Maria Teresa Cuadra and Maria Teresa Monfort were classmates in Grade Six at the Mabini Elementary School in Bacolod City. On July 9, 1962 their teacher assigned them, together with three other classmates, to weed the grass in the school premises. While thus engaged Maria Teresa Monfort found a plastic headband, an ornamental object commonly worn by young girls over their hair. Jokingly she said aloud that she had found an earthworm and, evidently to frighten the Cuadra girl, tossed the object at her. At that precise moment the latter turned around to face her friend, and the object hit her right eye. Smarting from the pain, she rubbed the injured part and treated it with some powder. The next day, July 10, the eye became swollen and it was then that the girl related the incident to her parents, who thereupon took her to a doctor for treatment. She underwent surgical operation twice, on July 20 and August 4, 1962 respectively, and stayed in the hospital for a total of twenty-three days, for all of which the parents spent the sum of P1,703.75. Despite the medical efforts, however, Maria Teresa Cuadra completely lost the sight of her right eye. Maria Teresa Cuadra’s parents sued Alfonso Monfort (Maria Teresa Monfort’s father) based on Article 2180 of the Civil Code.

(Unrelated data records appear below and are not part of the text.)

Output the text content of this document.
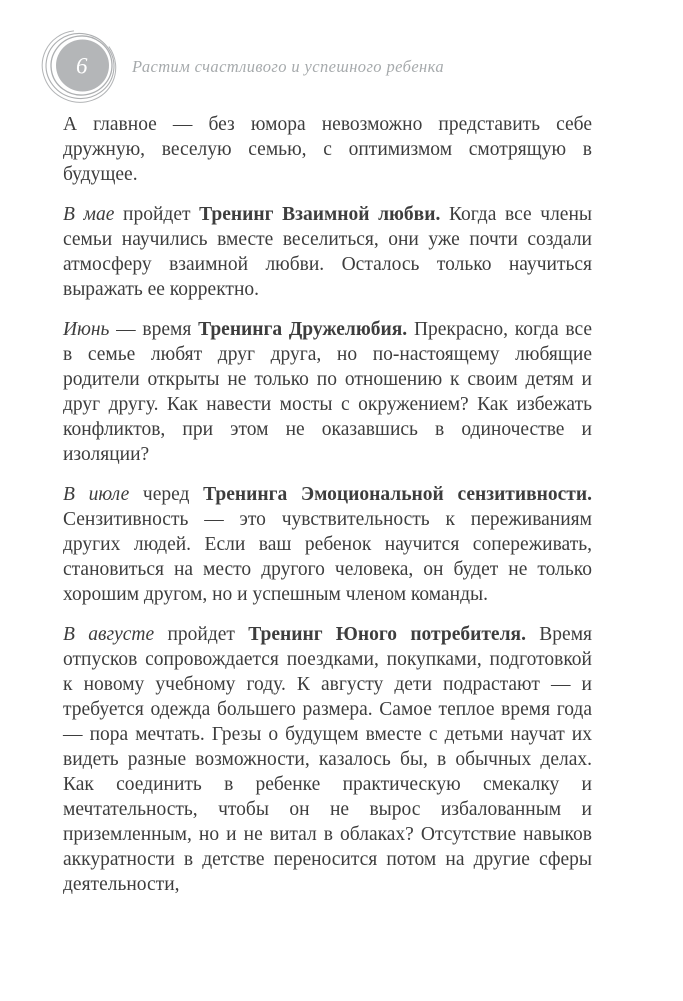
6	Растим счастливого и успешного ребенка

А главное — без юмора невозможно представить себе дружную, веселую семью, с оптимизмом смотрящую в будущее.

В мае пройдет Тренинг Взаимной любви. Когда все члены семьи научились вместе веселиться, они уже почти создали атмосферу взаимной любви. Осталось только научиться выражать ее корректно.

Июнь — время Тренинга Дружелюбия. Прекрасно, когда все в семье любят друг друга, но по-настоящему любящие родители открыты не только по отношению к своим детям и друг другу. Как навести мосты с окружением? Как избежать конфликтов, при этом не оказавшись в одиночестве и изоляции?

В июле черед Тренинга Эмоциональной сензитивности. Сензитивность — это чувствительность к переживаниям других людей. Если ваш ребенок научится сопереживать, становиться на место другого человека, он будет не только хорошим другом, но и успешным членом команды.

В августе пройдет Тренинг Юного потребителя. Время отпусков сопровождается поездками, покупками, подготовкой к новому учебному году. К августу дети подрастают — и требуется одежда большего размера. Самое теплое время года — пора мечтать. Грезы о будущем вместе с детьми научат их видеть разные возможности, казалось бы, в обычных делах. Как соединить в ребенке практическую смекалку и мечтательность, чтобы он не вырос избалованным и приземленным, но и не витал в облаках? Отсутствие навыков аккуратности в детстве переносится потом на другие сферы деятельности,
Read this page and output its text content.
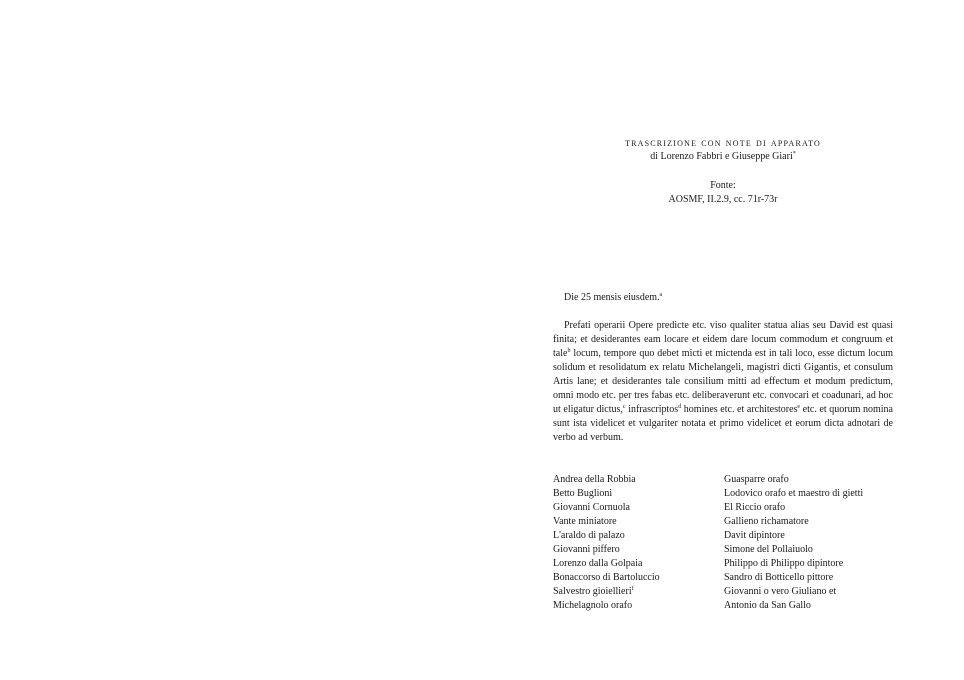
trascrizione con note di apparato
di Lorenzo Fabbri e Giuseppe Giari*
Fonte:
AOSMF, II.2.9, cc. 71r-73r

Die 25 mensis eiusdem.$^a$

Prefati operarii Opere predicte etc. viso qualiter statua alias seu David est quasi finita; et desiderantes eam locare et eidem dare locum commodum et congruum et tale$^b$ locum, tempore quo debet micti et mictenda est in tali loco, esse dictum locum solidum et resolidatum ex relatu Michelangeli, magistri dicti Gigantis, et consulum Artis lane; et desiderantes tale consilium mitti ad effectum et modum predictum, omni modo etc. per tres fabas etc. deliberaverunt etc. convocari et coadunari, ad hoc ut eligatur dictus,$^c$ infrascriptos$^d$ homines etc. et architestores$^e$ etc. et quorum nomina sunt ista videlicet et vulgariter notata et primo videlicet et eorum dicta adnotari de verbo ad verbum.

Andrea della Robbia
Betto Buglioni
Giovanni Cornuola
Vante miniatore
L'araldo di palazo
Giovanni piffero
Lorenzo dalla Golpaia
Bonaccorso di Bartoluccio
Salvestro gioiellieri$^f$
Michelagnolo orafo
Guasparre orafo
Lodovico orafo et maestro di gietti
El Riccio orafo
Gallieno richamatore
Davit dipintore
Simone del Pollaiuolo
Philippo di Philippo dipintore
Sandro di Botticello pittore
Giovanni o vero Giuliano et
Antonio da San Gallo
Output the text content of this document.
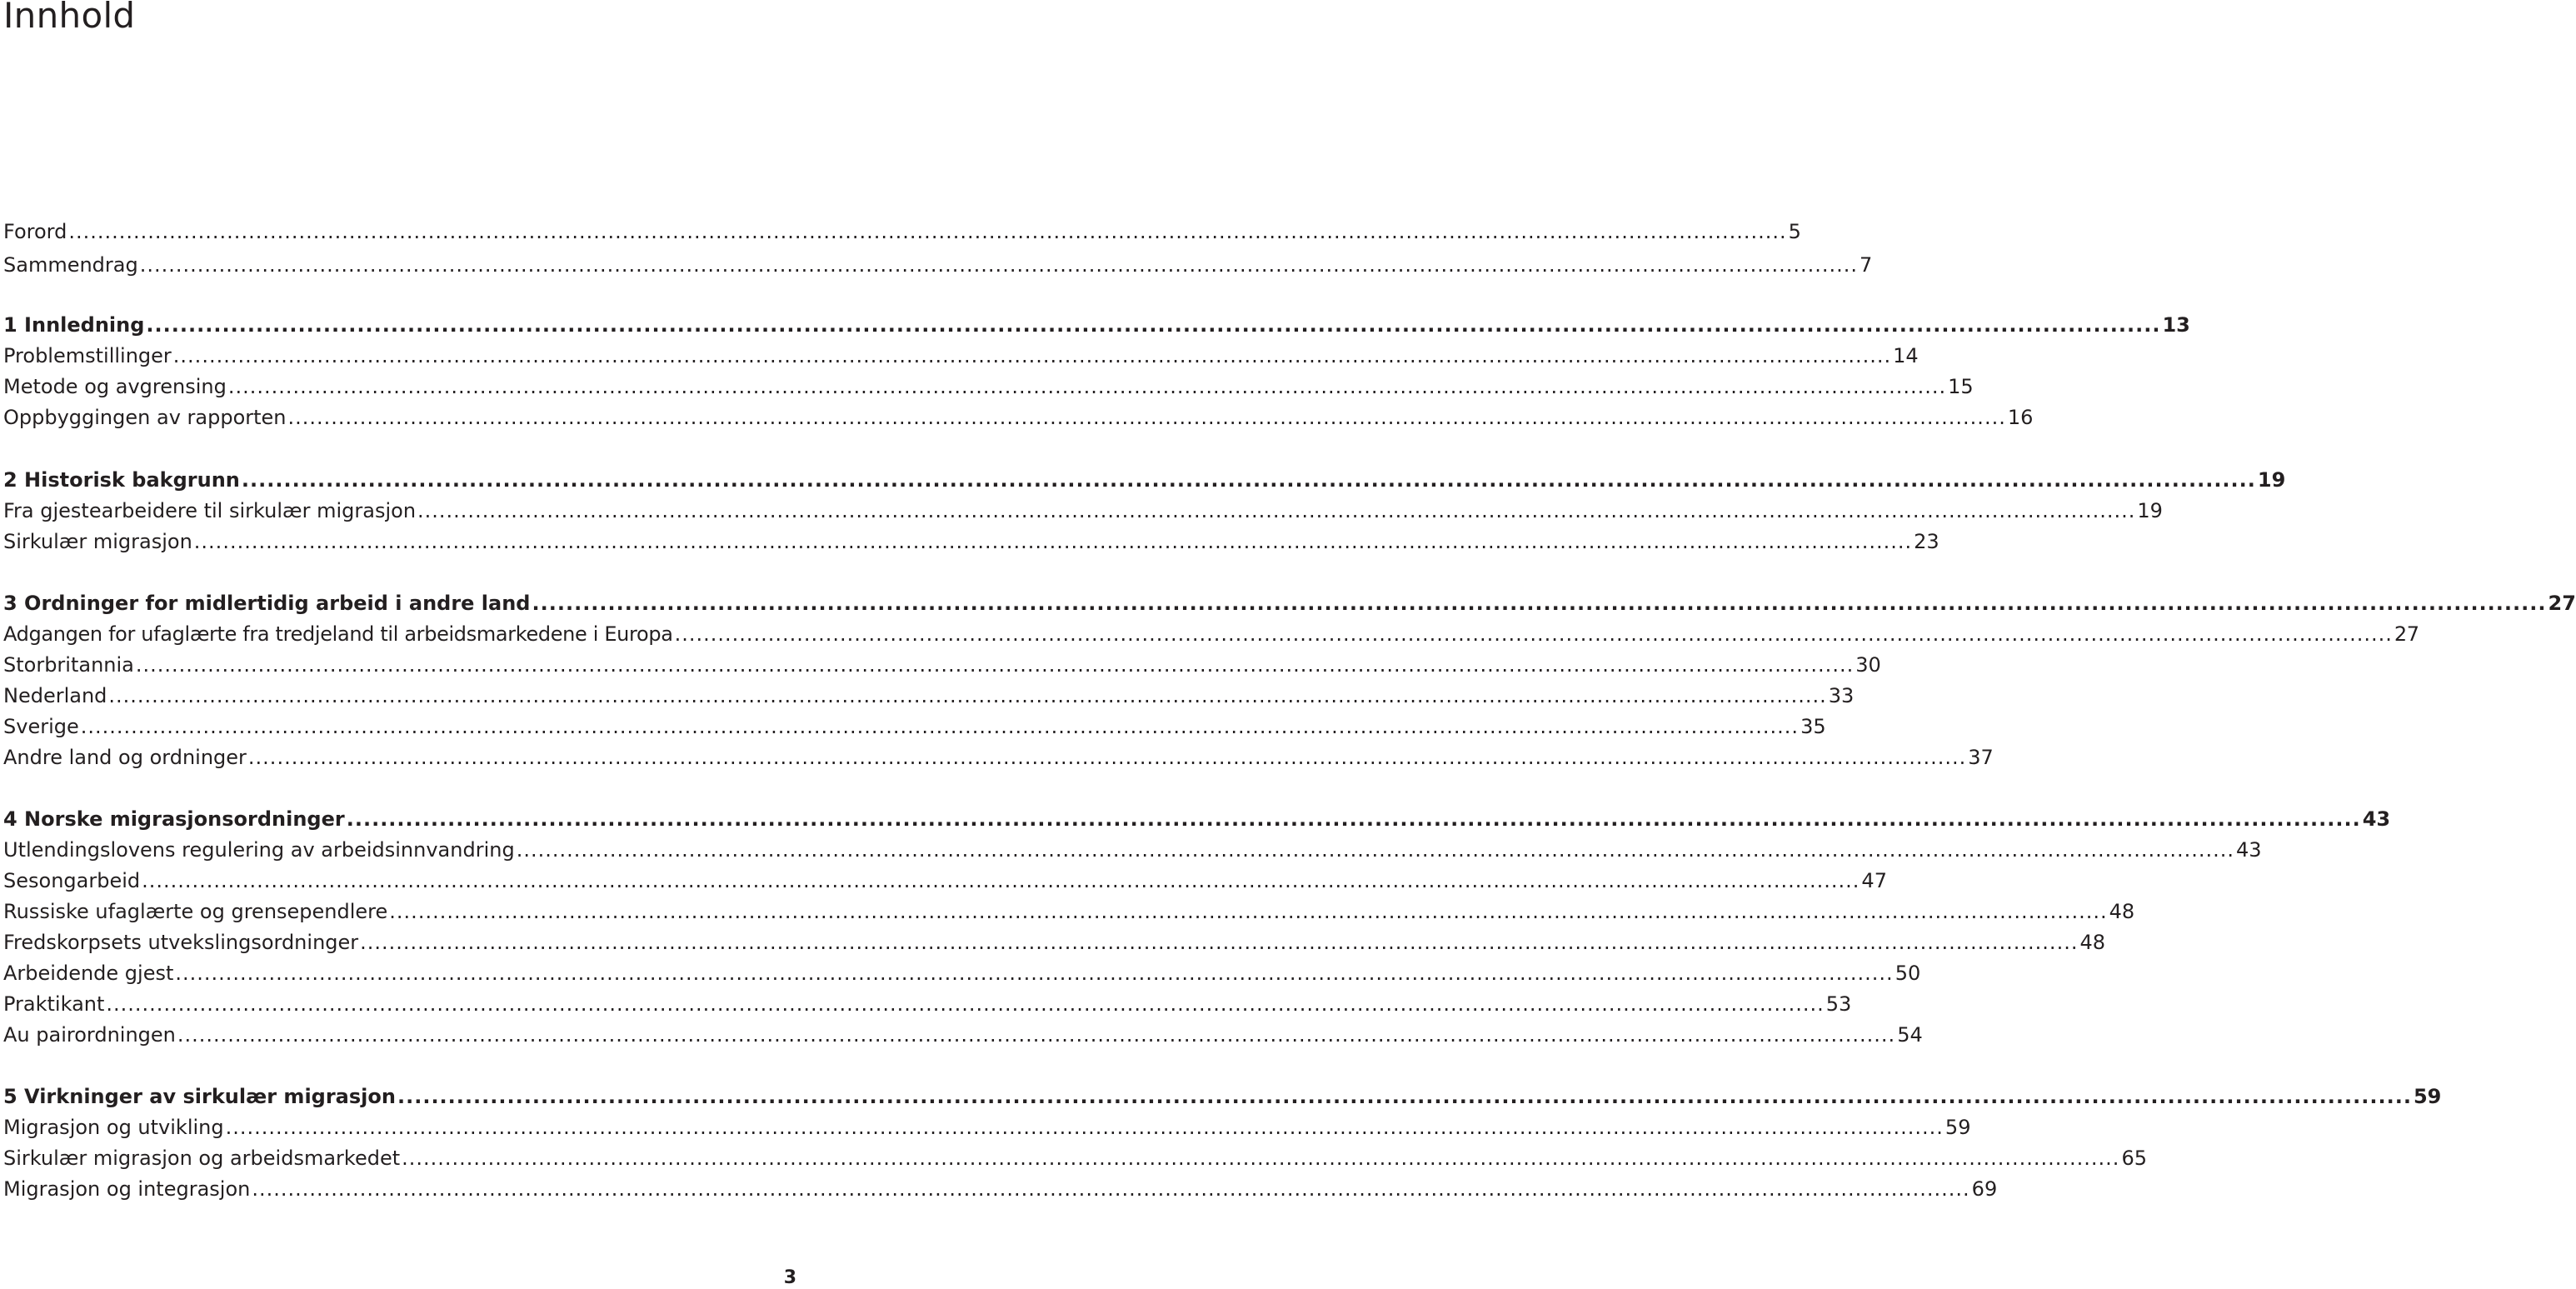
Innhold
Forord ............................................................................................................................................................................................................................................... 5
Sammendrag ............................................................................................................................................................................................................................................... 7
1 Innledning ............................................................................................................................................................................................................................................... 13
Problemstillinger ............................................................................................................................................................................................................................................... 14
Metode og avgrensing ............................................................................................................................................................................................................................................... 15
Oppbyggingen av rapporten ............................................................................................................................................................................................................................................... 16
2 Historisk bakgrunn ............................................................................................................................................................................................................................................... 19
Fra gjestearbeidere til sirkulær migrasjon ............................................................................................................................................................................................................................................... 19
Sirkulær migrasjon ............................................................................................................................................................................................................................................... 23
3 Ordninger for midlertidig arbeid i andre land ............................................................................................................................................................................................................................................... 27
Adgangen for ufaglærte fra tredjeland til arbeidsmarkedene i Europa ............................................................................................................................................................................................................................................... 27
Storbritannia ............................................................................................................................................................................................................................................... 30
Nederland ............................................................................................................................................................................................................................................... 33
Sverige ............................................................................................................................................................................................................................................... 35
Andre land og ordninger ............................................................................................................................................................................................................................................... 37
4 Norske migrasjonsordninger ............................................................................................................................................................................................................................................... 43
Utlendingslovens regulering av arbeidsinnvandring ............................................................................................................................................................................................................................................... 43
Sesongarbeid ............................................................................................................................................................................................................................................... 47
Russiske ufaglærte og grensependlere ............................................................................................................................................................................................................................................... 48
Fredskorpsets utvekslingsordninger ............................................................................................................................................................................................................................................... 48
Arbeidende gjest ............................................................................................................................................................................................................................................... 50
Praktikant ............................................................................................................................................................................................................................................... 53
Au pairordningen ............................................................................................................................................................................................................................................... 54
5 Virkninger av sirkulær migrasjon ............................................................................................................................................................................................................................................... 59
Migrasjon og utvikling ............................................................................................................................................................................................................................................... 59
Sirkulær migrasjon og arbeidsmarkedet ............................................................................................................................................................................................................................................... 65
Migrasjon og integrasjon ............................................................................................................................................................................................................................................... 69
3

Whether or not Alfonso Monfort should be held liable under Article 2180.

Business Law
Ruling of the court:

The defendant is not liable and therefore cannot be sued under Article 2180. This article provides that the father and, in case of his death or incapacity, the mother, are responsible for the damages caused by the minor children who live in their company. The basis of this vicarious, although primary, liability is, as in Article 2176, fault or negligence, which is presumed from that which accompanied the causative act or omission. The presumption is merely based on the first impression(prima facie) and may therefore be rebutted. This is the clear and logical inference that may be drawn from the last paragraph of Article 2180, which states “that the responsibility treated of in this Article shall cease when the persons herein mentioned prove that they observed all the diligence of a good father of a family to prevent damage.”

In this case, there is nothing from which it may be inferred that the defendant, Alfonso Monfort, could have prevented the damage by the observance of due care, or that he was in any way remiss in the exercise of his parental authority in failing to foresee such damage, or the act which caused it. On the contrary, his child was at school, where it was his duty to send her and where she was, as he had the right to expect her to be, under the care and supervision of the teacher. And as far as the act which caused the injury was concerned, it was an innocent prank not unusual among children at play and which no parent, however careful, would have any special reason to anticipate much less guard against. Nor did it reveal any mischievous propensity, or indeed any trait in the child’s character which would reflect unfavorably on her upbringing and for which the blame could be attributed to her parents.